Para liderar é preciso saber ouvir

No final do Conselho de Ministros de 21 de janeiro, o primeiro-ministro fez uma afirmação preocupante, que passou despercebida no meio do turbilhão noticioso em torno das eleições presidenciais. Disse António Costa, questionado por um jornalista sobre o eventual arrependimento de não ter fechado as escolas mais cedo, que: "Nós adotamos as medidas em função dos dados que existem, não dos dados que existiram nem dos dados que imaginamos que venham a existir."

O primeiro-ministro referiu depois a "incidência reduzida" da estirpe britânica do SARS-CoV-2 na semana anterior, justificando o agravamento das medidas com o "crescimento muito significativo" que esta, entretanto, passara a registar.

Destas palavras, só se pode concluir que António Costa foi surpreendido pela evolução do número de casos, o que é estranho.
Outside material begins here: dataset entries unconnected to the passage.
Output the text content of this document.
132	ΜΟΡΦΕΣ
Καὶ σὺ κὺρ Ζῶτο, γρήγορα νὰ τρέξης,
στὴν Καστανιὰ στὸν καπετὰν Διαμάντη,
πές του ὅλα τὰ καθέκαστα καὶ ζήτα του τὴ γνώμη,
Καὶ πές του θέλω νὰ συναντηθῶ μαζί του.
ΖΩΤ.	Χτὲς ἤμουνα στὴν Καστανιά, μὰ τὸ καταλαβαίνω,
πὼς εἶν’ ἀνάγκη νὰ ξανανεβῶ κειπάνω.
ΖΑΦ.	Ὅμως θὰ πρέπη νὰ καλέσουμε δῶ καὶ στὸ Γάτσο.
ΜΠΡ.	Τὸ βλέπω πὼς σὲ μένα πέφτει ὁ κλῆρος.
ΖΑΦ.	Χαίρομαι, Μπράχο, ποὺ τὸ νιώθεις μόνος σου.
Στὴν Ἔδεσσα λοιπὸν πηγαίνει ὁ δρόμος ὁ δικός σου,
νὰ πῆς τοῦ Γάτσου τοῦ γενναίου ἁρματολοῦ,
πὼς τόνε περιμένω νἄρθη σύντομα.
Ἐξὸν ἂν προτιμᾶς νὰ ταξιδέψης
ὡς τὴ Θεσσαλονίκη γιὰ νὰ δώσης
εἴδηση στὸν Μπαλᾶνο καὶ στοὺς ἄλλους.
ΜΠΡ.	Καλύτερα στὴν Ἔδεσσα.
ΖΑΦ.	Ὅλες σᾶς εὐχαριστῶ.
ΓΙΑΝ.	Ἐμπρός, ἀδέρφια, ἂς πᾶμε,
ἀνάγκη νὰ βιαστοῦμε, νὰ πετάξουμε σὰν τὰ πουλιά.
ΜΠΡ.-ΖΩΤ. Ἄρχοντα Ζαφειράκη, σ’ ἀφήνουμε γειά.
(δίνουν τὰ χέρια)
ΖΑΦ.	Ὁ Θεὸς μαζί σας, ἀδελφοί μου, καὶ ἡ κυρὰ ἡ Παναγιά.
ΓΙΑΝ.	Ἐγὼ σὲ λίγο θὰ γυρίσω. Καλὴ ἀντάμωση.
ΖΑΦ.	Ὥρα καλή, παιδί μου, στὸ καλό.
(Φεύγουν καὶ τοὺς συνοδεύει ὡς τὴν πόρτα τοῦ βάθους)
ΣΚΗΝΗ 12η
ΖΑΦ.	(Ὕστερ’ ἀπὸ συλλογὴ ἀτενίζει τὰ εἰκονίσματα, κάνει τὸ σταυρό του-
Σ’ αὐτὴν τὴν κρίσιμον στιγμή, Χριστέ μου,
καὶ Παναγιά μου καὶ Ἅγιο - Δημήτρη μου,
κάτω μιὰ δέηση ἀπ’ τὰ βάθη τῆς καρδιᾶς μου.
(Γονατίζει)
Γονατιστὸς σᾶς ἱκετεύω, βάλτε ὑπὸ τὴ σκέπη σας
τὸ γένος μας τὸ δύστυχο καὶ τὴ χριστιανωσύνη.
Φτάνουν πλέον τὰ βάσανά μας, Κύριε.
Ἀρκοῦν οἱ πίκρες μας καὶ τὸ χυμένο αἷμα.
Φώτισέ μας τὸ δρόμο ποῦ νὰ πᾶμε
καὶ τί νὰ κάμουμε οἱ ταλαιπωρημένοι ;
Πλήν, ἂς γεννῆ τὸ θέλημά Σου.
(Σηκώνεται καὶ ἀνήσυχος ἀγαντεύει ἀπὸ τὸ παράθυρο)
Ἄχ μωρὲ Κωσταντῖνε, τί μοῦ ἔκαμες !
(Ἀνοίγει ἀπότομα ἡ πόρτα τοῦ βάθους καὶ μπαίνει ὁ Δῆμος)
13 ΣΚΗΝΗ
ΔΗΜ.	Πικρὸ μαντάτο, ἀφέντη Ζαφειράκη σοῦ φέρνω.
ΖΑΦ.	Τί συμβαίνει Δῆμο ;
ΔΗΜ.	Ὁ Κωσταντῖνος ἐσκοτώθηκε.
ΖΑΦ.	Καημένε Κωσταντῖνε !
Até porque, como o próprio referiu também, era "consensual" - e, acrescento, facto conhecido há bastante tempo - que a estirpe em causa "tem uma velocidade de transmissão muitíssimo superior".

Fica a sensação de que o governo ouve muitos especialistas, de grande qualidade, mas está a faltar um verdadeiro aconselhamento científico estruturado, através de um sistema transparente e independente que permita sintetizar a informação, as várias opiniões e quantificar as incertezas. É com base neste aconselhamento, associado aos pareceres de entidades como o Conselho Nacional de Ética para as Ciências da Vida, que os governos têm melhores condições para decidir.

O governo não precisa de "imaginar" dados para prevenir o futuro. Já em maio do ano passado, escrevi num outro jornal que o aconselhamento científico é um suporte das democracias, não se substituindo aos decisores políticos, que têm de ponderar outros fatores de ordem ética e económica, mas dando lhes segurança e credibilidade junto das populações.

Um político - e agora refiro-me a todos nós, que nos dedicamos a esta atividade que se quer de serviço público - tem de procurar compreender profundamente os temas em que atua. Se não o fizer, não se arrisca apenas a errar mais vezes, mas também, no limite, a perder a confiança daqueles que se propõe liderar.

Na noite eleitoral houve extensos debates sobre o "mistério" dos resultados do candidato do Chega! em muitas zonas do interior do país, em particular no Alentejo. Depois, nesta segunda-feira, li aqui no DN um artigo, escrito com base em dados da ferramenta eye data, que tipificava a realidade das comunidades onde este amealhou mais votos: o dobro dos doentes covid por cem mil habitantes face à média nacional, um terço das camas hospitalares disponíveis, metade do pessoal hospitalar, rendimentos médios inferiores, mais criminalidade.

O populismo, como os Estados Unidos recentemente nos relembraram, prospera quando as populações se sentem abandonadas ou deixam de acreditar naqueles que as representam. Foi em meios rurais e no chamado rust belt, as antigas cidades industriais do interior da América, zonas esquecidas por sucessivas administrações norte-americanas, que Donald Trump construiu a sua base de apoio. Estes fenómenos contrariam-se dando atenção aos cidadãos e procurando soluções para os seus problemas. Para liderar é preciso saber ouvir.